Quindi, perché porsi un limite artificiale?
DIVERSIFICAZIONE ≠ FONDO INDICIZZATO
C’è chi dice: “Se hai più di 20 titoli, tanto vale comprare un ETF”. Falso.
Un ETF replica un indice senza selezione attiva.
Questo non vuol dire che lo stock picking faccia per tutti anzi, se non hai voglia di starci dietro, allora davvero gli ETF fanno al caso tuo, con il bonus della diversificazione già integrata.
Il discorso dell’articolo però è che gestire 30-40 azioni significa essere molto più attivi in materia di scelte precise, convinzioni personali e opportunità di rendimento extra.
La differenza inoltre è che sono io a decidere quando acquistare un’azione, cioè solo quando la sua valutazione ha senso, mentre un ETF compra tutto l’indice di riferimento a prescindere dal prezzo o dal valore reale delle singole aziende.
CONCLUSIONE
Arrivato alla fine di questo articolo ti piacerebbe (cit.) sapere quante azioni dovresti avere in portafoglio.
Ma io ti dò una NON risposta: quante ne riesci a gestire con serenità, senza stress e senza concentrare troppo rischio in pochi titoli.
Per me oggi la risposta è 40, domani potrebbe essere 30. Per altri sarà 20.
Ma limitarsi per principio a 8-10 titoli è un errore che può costare caro.
Investire è personale.
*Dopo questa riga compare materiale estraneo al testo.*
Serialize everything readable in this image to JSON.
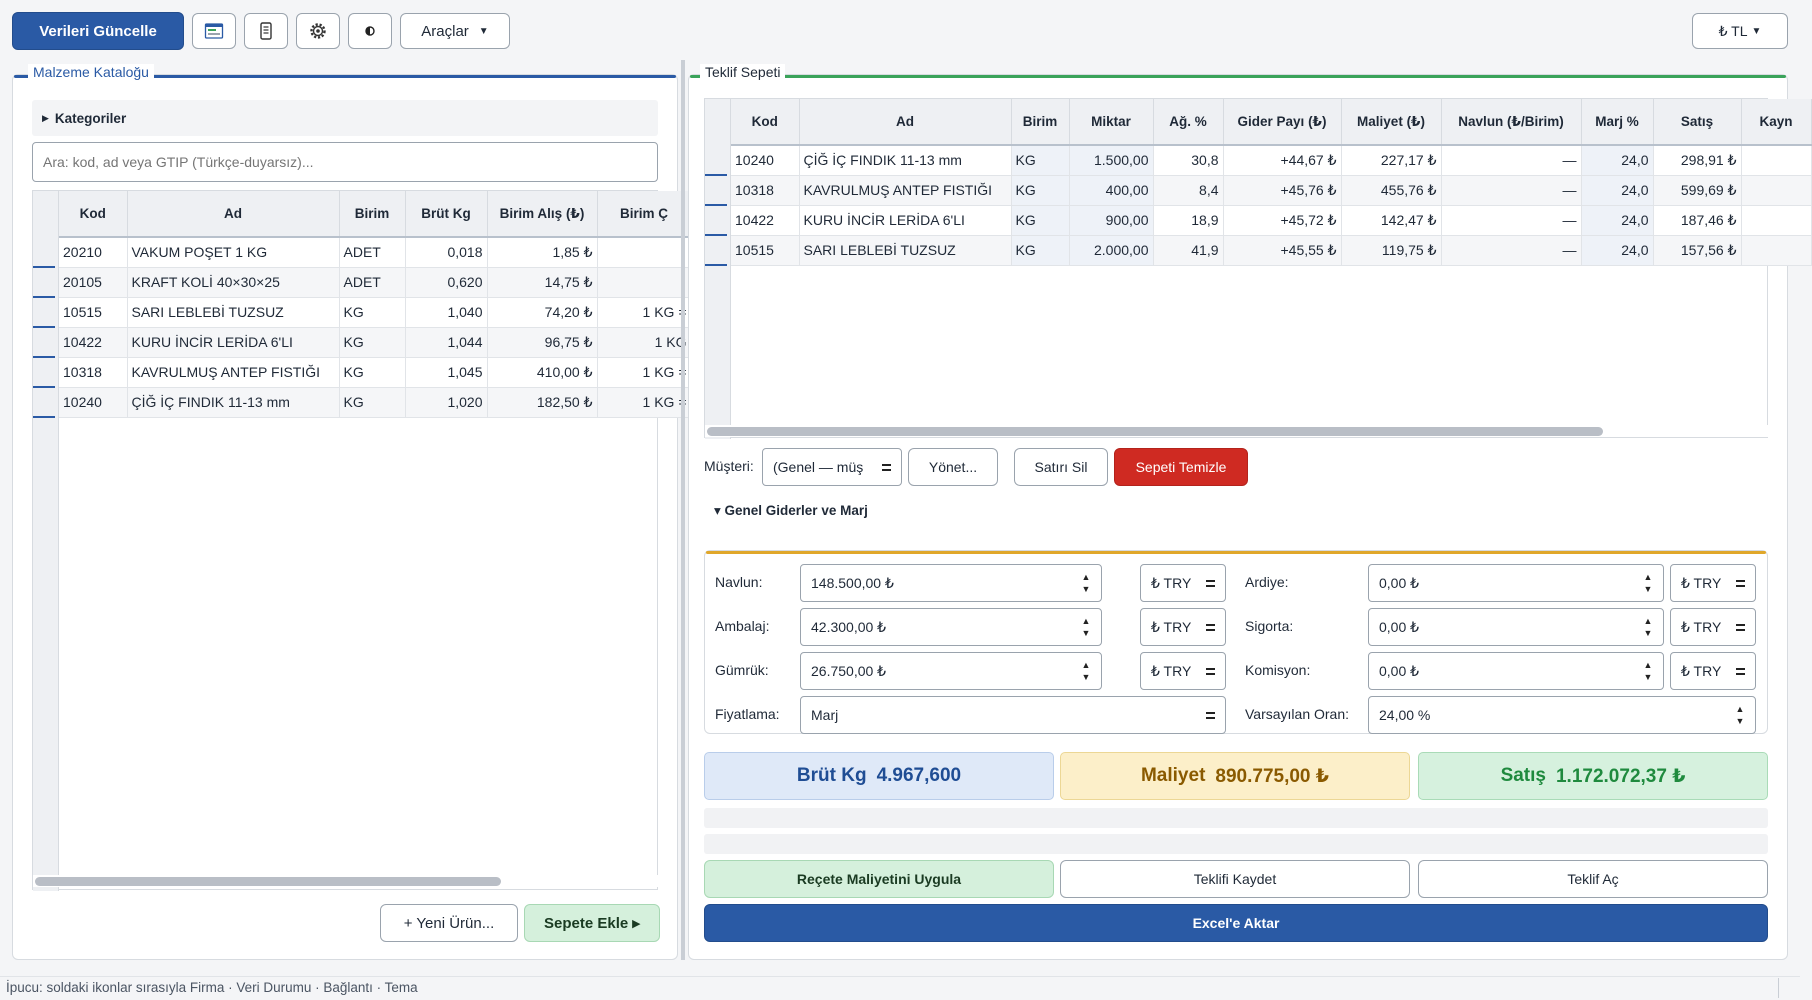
{
  "toolbar": {
    "refresh_label": "Verileri Güncelle",
    "tools_label": "Araçlar",
    "currency_label": "₺ TL"
  },
  "catalog": {
    "title": "Malzeme Kataloğu",
    "categories_label": "Kategoriler",
    "search_placeholder": "Ara: kod, ad veya GTIP (Türkçe-duyarsız)...",
    "columns": [
      "Kod",
      "Ad",
      "Birim",
      "Brüt Kg",
      "Birim Alış (₺)",
      "Birim Ç"
    ],
    "rows": [
      {
        "kod": "20210",
        "ad": "VAKUM POŞET 1 KG",
        "birim": "ADET",
        "brut": "0,018",
        "alis": "1,85 ₺",
        "extra": ""
      },
      {
        "kod": "20105",
        "ad": "KRAFT KOLİ 40×30×25",
        "birim": "ADET",
        "brut": "0,620",
        "alis": "14,75 ₺",
        "extra": ""
      },
      {
        "kod": "10515",
        "ad": "SARI LEBLEBİ TUZSUZ",
        "birim": "KG",
        "brut": "1,040",
        "alis": "74,20 ₺",
        "extra": "1 KG ="
      },
      {
        "kod": "10422",
        "ad": "KURU İNCİR LERİDA 6'LI",
        "birim": "KG",
        "brut": "1,044",
        "alis": "96,75 ₺",
        "extra": "1 KG"
      },
      {
        "kod": "10318",
        "ad": "KAVRULMUŞ ANTEP FISTIĞI",
        "birim": "KG",
        "brut": "1,045",
        "alis": "410,00 ₺",
        "extra": "1 KG ="
      },
      {
        "kod": "10240",
        "ad": "ÇİĞ İÇ FINDIK 11-13 mm",
        "birim": "KG",
        "brut": "1,020",
        "alis": "182,50 ₺",
        "extra": "1 KG ="
      }
    ],
    "new_product_label": "+ Yeni Ürün...",
    "add_to_cart_label": "Sepete Ekle ▸"
  },
  "cart": {
    "title": "Teklif Sepeti",
    "columns": [
      "Kod",
      "Ad",
      "Birim",
      "Miktar",
      "Ağ. %",
      "Gider Payı (₺)",
      "Maliyet (₺)",
      "Navlun (₺/Birim)",
      "Marj %",
      "Satış",
      "Kayn"
    ],
    "rows": [
      {
        "kod": "10240",
        "ad": "ÇİĞ İÇ FINDIK 11-13 mm",
        "birim": "KG",
        "miktar": "1.500,00",
        "ag": "30,8",
        "gider": "+44,67 ₺",
        "maliyet": "227,17 ₺",
        "navlun": "—",
        "marj": "24,0",
        "satis": "298,91 ₺"
      },
      {
        "kod": "10318",
        "ad": "KAVRULMUŞ ANTEP FISTIĞI",
        "birim": "KG",
        "miktar": "400,00",
        "ag": "8,4",
        "gider": "+45,76 ₺",
        "maliyet": "455,76 ₺",
        "navlun": "—",
        "marj": "24,0",
        "satis": "599,69 ₺"
      },
      {
        "kod": "10422",
        "ad": "KURU İNCİR LERİDA 6'LI",
        "birim": "KG",
        "miktar": "900,00",
        "ag": "18,9",
        "gider": "+45,72 ₺",
        "maliyet": "142,47 ₺",
        "navlun": "—",
        "marj": "24,0",
        "satis": "187,46 ₺"
      },
      {
        "kod": "10515",
        "ad": "SARI LEBLEBİ TUZSUZ",
        "birim": "KG",
        "miktar": "2.000,00",
        "ag": "41,9",
        "gider": "+45,55 ₺",
        "maliyet": "119,75 ₺",
        "navlun": "—",
        "marj": "24,0",
        "satis": "157,56 ₺"
      }
    ],
    "customer_label": "Müşteri:",
    "customer_value": "(Genel — müş",
    "manage_label": "Yönet...",
    "delete_row_label": "Satırı Sil",
    "clear_cart_label": "Sepeti Temizle"
  },
  "expenses": {
    "title": "▾ Genel Giderler ve Marj",
    "navlun_label": "Navlun:",
    "navlun_value": "148.500,00 ₺",
    "ambalaj_label": "Ambalaj:",
    "ambalaj_value": "42.300,00 ₺",
    "gumruk_label": "Gümrük:",
    "gumruk_value": "26.750,00 ₺",
    "ardiye_label": "Ardiye:",
    "ardiye_value": "0,00 ₺",
    "sigorta_label": "Sigorta:",
    "sigorta_value": "0,00 ₺",
    "komisyon_label": "Komisyon:",
    "komisyon_value": "0,00 ₺",
    "currency_value": "₺ TRY",
    "pricing_label": "Fiyatlama:",
    "pricing_value": "Marj",
    "default_rate_label": "Varsayılan Oran:",
    "default_rate_value": "24,00 %"
  },
  "summary": {
    "brut_label": "Brüt Kg",
    "brut_value": "4.967,600",
    "maliyet_label": "Maliyet",
    "maliyet_value": "890.775,00 ₺",
    "satis_label": "Satış",
    "satis_value": "1.172.072,37 ₺"
  },
  "actions": {
    "apply_recipe_label": "Reçete Maliyetini Uygula",
    "save_offer_label": "Teklifi Kaydet",
    "open_offer_label": "Teklif Aç",
    "export_excel_label": "Excel'e Aktar"
  },
  "status": {
    "hint": "İpucu: soldaki ikonlar sırasıyla Firma · Veri Durumu · Bağlantı · Tema"
  },
  "colors": {
    "primary": "#2a5aa5",
    "danger": "#cf2a22",
    "catalog_accent": "#2a5aa5",
    "cart_accent": "#3aa35a",
    "expenses_accent": "#e0a72a"
  }
}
Non lasciare che i limiti di qualcun altro, e che a lui vanno bene, definiscano i tuoi.
Avrai capito quindi che la diversificazione è la strategia che più mi si addice: mi permette di dormire sonni tranquilli e di ridurre il rischio dei singoli titoli.
Non è una regola valida per tutti, ma è il percorso che ho scelto e che mi dà la libertà di investire senza ansia e senza scommettere tutto su poche carte.